Autonomous vehicles, in a nutshell, are high-powered computers that house multiple IoT sensors that collect data. Autonomous vehicles can’t react in real-time if the vehicle is waiting for a response from the cloud. It’s simply too slow for the vehicle to properly react in time—something that can’t wait. After all, lives depend on it. Cue edge computing for the IoT. By placing computing power close to the devices that generate vehicle data (on the edge), lag time is significantly reduced due to faster speeds. This gives autonomous vehicles the near real-time reaction time needed to respond to traffic signals and environmental conditions in order to keep passengers safe.
Healthcare is already realizing the benefits of the edge when combined with the IoT. Consider the wearable fitness trackers, smartwatches and glucose monitors that consumers use to monitor their own health in real-time via the cloud.
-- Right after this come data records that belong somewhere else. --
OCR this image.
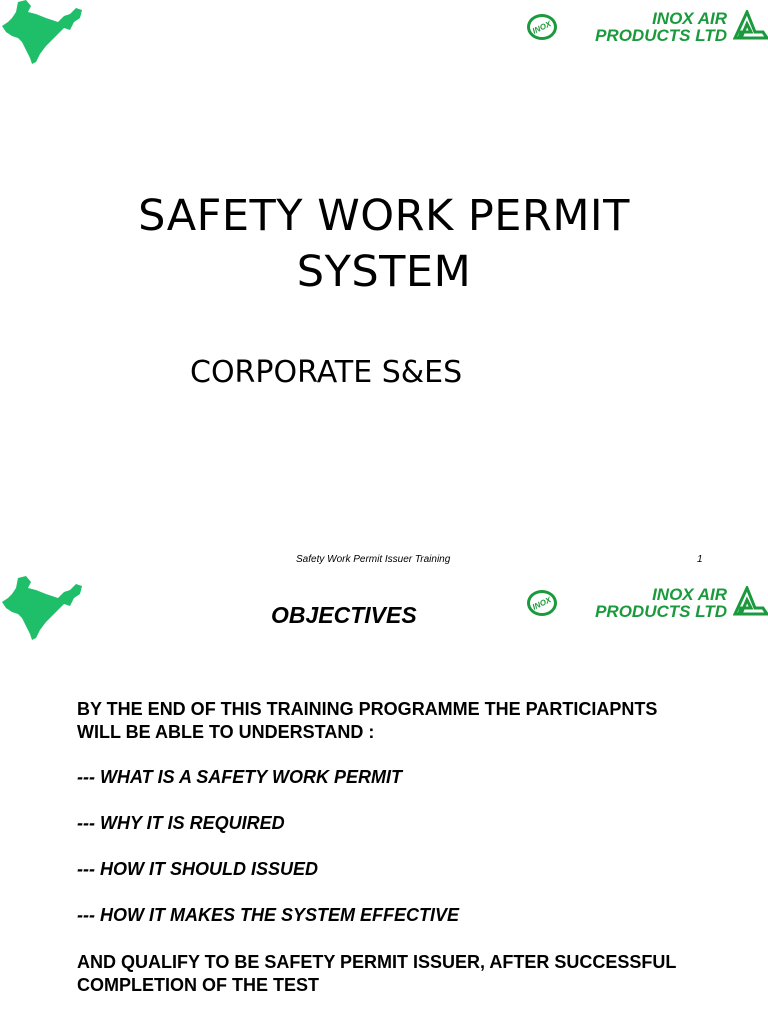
INOX	INOX AIR
PRODUCTS LTD
SAFETY WORK PERMIT
SYSTEM
CORPORATE S&ES
Safety Work Permit Issuer Training	1
INOX	INOX AIR
PRODUCTS LTD
OBJECTIVES
BY THE END OF THIS TRAINING PROGRAMME THE PARTICIAPNTS
WILL BE ABLE TO UNDERSTAND :
--- WHAT IS A SAFETY WORK PERMIT
--- WHY IT IS REQUIRED
--- HOW IT SHOULD ISSUED
--- HOW IT MAKES THE SYSTEM EFFECTIVE
AND QUALIFY TO BE SAFETY PERMIT ISSUER, AFTER SUCCESSFUL
COMPLETION OF THE TEST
However, the real benefits come into play inside the hospital, where there may be a dozen connected devices present in a patient’s room.
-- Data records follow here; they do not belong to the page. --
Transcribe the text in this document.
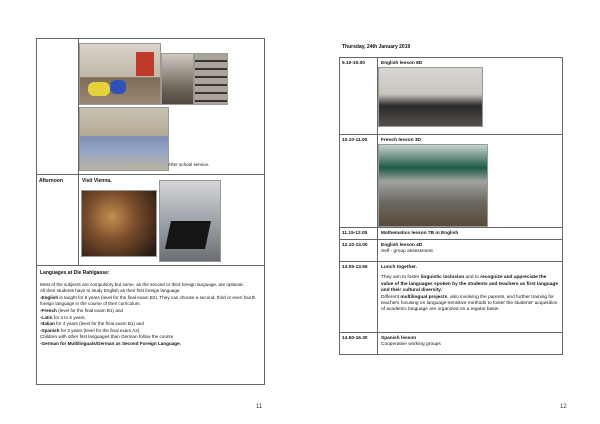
After school service.
Afternoon	Visit Vienna.
Languages at Die Rahlgasse:
Most of the subjects are compulsory but some, as the second or third foreign language, are optional.
All their students have to study English as their first foreign language.
-English is taught for 8 years (level for the final exam B2). They can choose a second, third or even fourth foreign language in the course of their curriculum.
-French (level for the final exam B1) and
-Latin for 4 to 6 years,
-Italian for 4 years (level for the final exam B1) and
-Spanish for 3 years (level for the final exam A2).
Children with other first languages than German follow the course
-German for Multilinguals/German as Second Foreign Language.
11
Thursday, 24th January 2019
9.10-10.00	English lesson 8D
10.10-11.00	French lesson 3D
11.15-12.05	Mathematics lesson 7B in English
12.10-13.00	English lesson 4D
Self - group assessment.
13.05-13.55	Lunch together.
They aim to foster linguistic inclusion and to recognize and appreciate the value of the languages spoken by the students and teachers as first language and their cultural diversity.
Different multilingual projects, also involving the parents, and further training for teachers focusing on language-sensitive methods to foster the students' acquisition of academic language are organized on a regular basis.
14.50-16.30	Spanish lesson
Cooperative working groups
12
Just consider the massive amounts of sensitive, private patient data generated daily. Instead of sending that data to the cloud where it could potentially be accessed, it could happen on the edge, where the data could also be accessed in real-time. Fast data processing also supports real-time patient monitoring, which can not only improve patient health but save lives.
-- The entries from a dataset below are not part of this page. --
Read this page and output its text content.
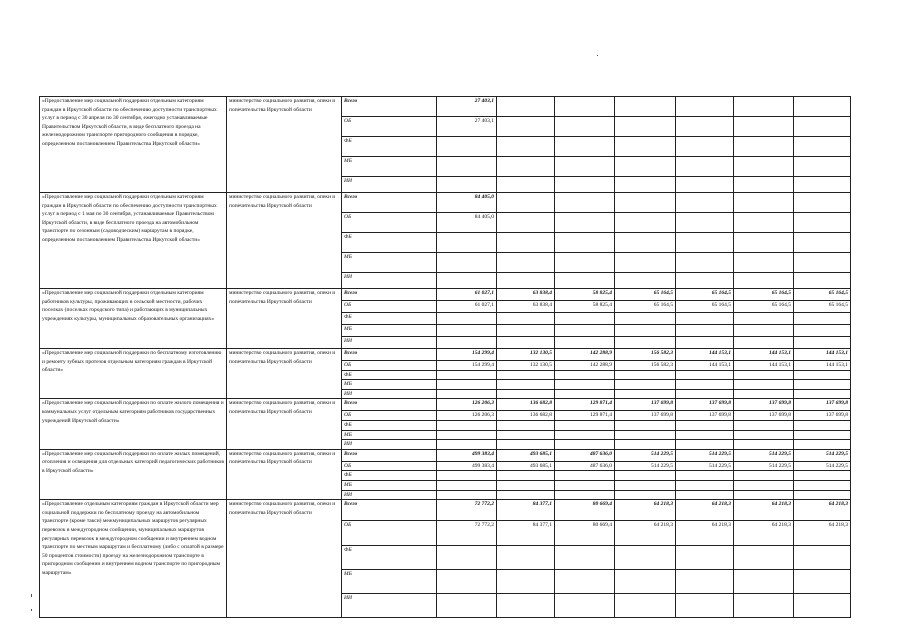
«Предоставление мер социальной поддержки отдельным категориям граждан в Иркутской области по обеспечению доступности транспортных услуг в период с 30 апреля по 30 сентября, ежегодно устанавливаемые Правительством Иркутской области, в виде бесплатного проезда на железнодорожном транспорте пригородного сообщения в порядке, определенном постановлением Правительства Иркутской области»	министерство социального развития, опеки и попечительства Иркутской области	Всего	27 403,1						
		ОБ	27 403,1						
		ФБ							
		МБ							
		ИИ							
«Предоставление мер социальной поддержки отдельным категориям граждан в Иркутской области по обеспечению доступности транспортных услуг в период с 1 мая по 30 сентября, устанавливаемые Правительством Иркутской области, в виде бесплатного проезда на автомобильном транспорте по сезонным (садоводческим) маршрутам в порядке, определенном постановлением Правительства Иркутской области»	министерство социального развития, опеки и попечительства Иркутской области	Всего	84 405,0						
		ОБ	84 405,0						
		ФБ							
		МБ							
		ИИ							
«Предоставление мер социальной поддержки отдельным категориям работников культуры, проживающих в сельской местности, рабочих поселках (поселках городского типа) и работающих в муниципальных учреждениях культуры, муниципальных образовательных организациях»	министерство социального развития, опеки и попечительства Иркутской области	Всего	61 027,1	63 838,4	58 825,4	65 164,5	65 164,5	65 164,5	65 164,5
		ОБ	61 027,1	63 838,4	58 825,4	65 164,5	65 164,5	65 164,5	65 164,5
		ФБ							
		МБ							
		ИИ							
«Предоставление мер социальной поддержки по бесплатному изготовлению и ремонту зубных протезов отдельным категориям граждан в Иркутской области»	министерство социального развития, опеки и попечительства Иркутской области	Всего	154 299,4	132 130,5	142 288,9	156 582,3	144 153,1	144 153,1	144 153,1
		ОБ	154 299,4	132 130,5	142 288,9	156 582,3	144 153,1	144 153,1	144 153,1
		ФБ							
		МБ							
		ИИ							
«Предоставление мер социальной поддержки по оплате жилого помещения и коммунальных услуг отдельным категориям работников государственных учреждений Иркутской области»	министерство социального развития, опеки и попечительства Иркутской области	Всего	126 206,3	136 682,8	129 871,4	137 699,8	137 699,8	137 699,8	137 699,8
		ОБ	126 206,3	136 682,8	129 871,4	137 699,8	137 699,8	137 699,8	137 699,8
		ФБ							
		МБ							
		ИИ							
«Предоставление мер социальной поддержки по оплате жилых помещений, отопления и освещения для отдельных категорий педагогических работников в Иркутской области»	министерство социального развития, опеки и попечительства Иркутской области	Всего	499 383,4	493 685,1	487 636,0	514 229,5	514 229,5	514 229,5	514 229,5
		ОБ	499 383,4	493 685,1	487 636,0	514 229,5	514 229,5	514 229,5	514 229,5
		ФБ							
		МБ							
		ИИ							
«Предоставление отдельным категориям граждан в Иркутской области мер социальной поддержки по бесплатному проезду на автомобильном транспорте (кроме такси) межмуниципальных маршрутов регулярных перевозок в междугородном сообщении, муниципальных маршрутов регулярных перевозок в междугородном сообщении и внутреннем водном транспорте по местным маршрутам и бесплатному (либо с оплатой в размере 50 процентов стоимости) проезду на железнодорожном транспорте в пригородном сообщении и внутреннем водном транспорте по пригородным маршрутам»	министерство социального развития, опеки и попечительства Иркутской области	Всего	72 772,2	84 377,1	80 669,4	64 218,3	64 218,3	64 218,3	64 218,3
		ОБ	72 772,2	84 377,1	80 669,4	64 218,3	64 218,3	64 218,3	64 218,3
		ФБ							
		МБ							
		ИИ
Specifically, manufacturing benefits greatly from edge computing. Just consider the factory floor, where there may be dozens, if not hundreds, of IoT sensors that enable workflows and provide real-time feedback on things like whether machinery is properly functioning or if equipment needs maintenance. The cloud’s latency would delay machine feedback that is critical to maintaining a fully functioning factory floor. With the edge and IoT, factories can get the real-time feedback they need versus when machine data is sent to the cloud.
Given the remote location of farms, many of which have limited access to bandwidth, agriculture is a prime candidate to benefit from edge computing. In contrast to full-time satellites or microwave connections, edge computing provides a stable, cost-effective alternative. Smart farms can use edge computing and the IoT to track equipment locations, environmental temperatures and equipment performance.
The future of the supermarket will include “smart shelves” with the help of the IoT. By applying RFID (Radio Frequency ID) sensors to shelves, retail companies are able to gather data. In some cases, robots scan the shelves to look for items that need to be restocked. Some retail stores are even allowing guests to walk out of the store with their items and charge their cards via a mobile application. This reduces wait time in line to check out and creates a seamless shopping experience for guests.
For oil and gas and energy companies, edge computing can enhance production and improve processes and security. Without plentiful connectivity in many remote locations, energy companies struggle to process data fast enough to meet their needs. Consider sensors that monitor oil pumps in the field that need to be closely monitored with human oversight today. Real-time data processing would enable energy companies to be alerted to problems with these oil pumps in order to avoid unnecessary monitoring overhead costs and improve issue response time.
From vehicles to robots, the use of IoT devices is growing rapidly. While the cloud has been the traditional method for data storage and processing, it has its limitations. As more things are connected to each other, data generation will only grow, especially as 5G is rolled out over the next five years.